Por otra parte, era preciso que Jesús mostrara las llagas a sus discípulos para que éstos comprobaran la identidad del Señor con el Crucificado. Todo el evangelio es el testimonio de esa verdad: que el mismo Jesús de Nazaret que padeció bajo Poncio Pilato es el Señor resucitado al tercer día; o más concisamente: que “Jesús es el Señor”. En esta expresión tenemos la fórmula más breve y más antigua de la fe cristiana.

El gozo y la paz son los regalos que trae el Señor para sus discípulos y expresión de la nueva vida que comienza.
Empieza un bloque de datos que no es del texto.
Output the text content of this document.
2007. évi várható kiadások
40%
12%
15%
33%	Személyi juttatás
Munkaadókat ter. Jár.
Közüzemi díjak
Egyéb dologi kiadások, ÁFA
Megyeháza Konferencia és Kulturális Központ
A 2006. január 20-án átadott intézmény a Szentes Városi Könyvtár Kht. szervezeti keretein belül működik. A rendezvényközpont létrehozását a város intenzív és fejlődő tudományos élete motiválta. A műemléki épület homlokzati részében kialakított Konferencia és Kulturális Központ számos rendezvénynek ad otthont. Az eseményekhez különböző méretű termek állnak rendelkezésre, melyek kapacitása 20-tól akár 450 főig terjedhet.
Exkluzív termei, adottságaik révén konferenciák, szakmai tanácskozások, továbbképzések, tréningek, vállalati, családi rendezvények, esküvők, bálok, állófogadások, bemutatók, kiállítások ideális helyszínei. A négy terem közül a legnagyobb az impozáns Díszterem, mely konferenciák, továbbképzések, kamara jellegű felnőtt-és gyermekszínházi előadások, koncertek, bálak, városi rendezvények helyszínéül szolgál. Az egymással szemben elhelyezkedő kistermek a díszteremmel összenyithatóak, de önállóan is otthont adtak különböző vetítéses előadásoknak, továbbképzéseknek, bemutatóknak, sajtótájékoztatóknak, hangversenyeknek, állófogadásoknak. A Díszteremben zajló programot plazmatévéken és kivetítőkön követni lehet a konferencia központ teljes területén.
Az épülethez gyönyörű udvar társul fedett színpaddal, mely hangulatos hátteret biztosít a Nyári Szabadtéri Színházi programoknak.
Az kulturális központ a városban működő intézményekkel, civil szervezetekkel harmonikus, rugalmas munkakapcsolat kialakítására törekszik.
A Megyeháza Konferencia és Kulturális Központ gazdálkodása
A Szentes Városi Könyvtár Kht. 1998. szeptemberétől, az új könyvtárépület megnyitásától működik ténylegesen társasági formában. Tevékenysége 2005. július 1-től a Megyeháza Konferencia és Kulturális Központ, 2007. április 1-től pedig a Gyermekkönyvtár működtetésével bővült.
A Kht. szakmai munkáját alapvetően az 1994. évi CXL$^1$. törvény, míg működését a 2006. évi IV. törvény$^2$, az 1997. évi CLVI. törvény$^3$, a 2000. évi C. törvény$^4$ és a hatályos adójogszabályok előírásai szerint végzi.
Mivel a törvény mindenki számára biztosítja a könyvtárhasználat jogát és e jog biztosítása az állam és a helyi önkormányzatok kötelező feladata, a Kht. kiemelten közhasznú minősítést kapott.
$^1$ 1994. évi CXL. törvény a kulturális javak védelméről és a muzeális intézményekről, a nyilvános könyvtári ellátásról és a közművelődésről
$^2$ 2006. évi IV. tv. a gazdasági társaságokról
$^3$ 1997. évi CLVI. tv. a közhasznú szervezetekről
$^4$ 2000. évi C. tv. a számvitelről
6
Jesús saluda a sus discípulos sobre la base de esta paz que proclama, y los envía al mundo para que continúen la misión que Él ha recibido del Padre: se trata de predicar en el mundo el evangelio de la reconciliación.

Por otra parte, hoy tenemos —además— la escena de Tomás, el discípulo que representa a todos los que progresan lentamente y entre crisis, hacia la fe auténtica. Jesús, aunque reservando una bienaventuranza particular para los que creen sin haber visto, acepta conceder una ulterior prueba al discípulo vacilante. Porque la fe es una conquista fatigosa y a menudo desgarradora. La Iglesia proclama el anuncio pascual: “¡Hemos visto al Señor!”, pero con paciencia y humildad espera que el misterio de la libertad humana, iluminada por la gracia, pueda lenta y alegremente llegar a profesar su acto de fe: “¡Señor mío y Dios mío!”.

Este credo pascual es la síntesis esencial de la segunda gran virtud, la de la fe luminosa, a la que se puede llegar a través de caminos derechos y llanos, pero también a través de caminos tortuosos y oscuros, como el apóstol santo Tomás, hermano de todos los que tienen necesidad de ser conducidos a la luz por la mano de Cristo.

Canta la liturgia oriental: “Has venido entre nosotros, Señor, en la tarde de Pascua con las manos llenas de tus dones. Pero el don más precioso era tu perdón para que hijos siempre esperasen. Acudimos a Ti, Señor, en el día de la Pascua para recibir tu don y contigo resucitar a tu gloria”. Señor, yo confío en ti.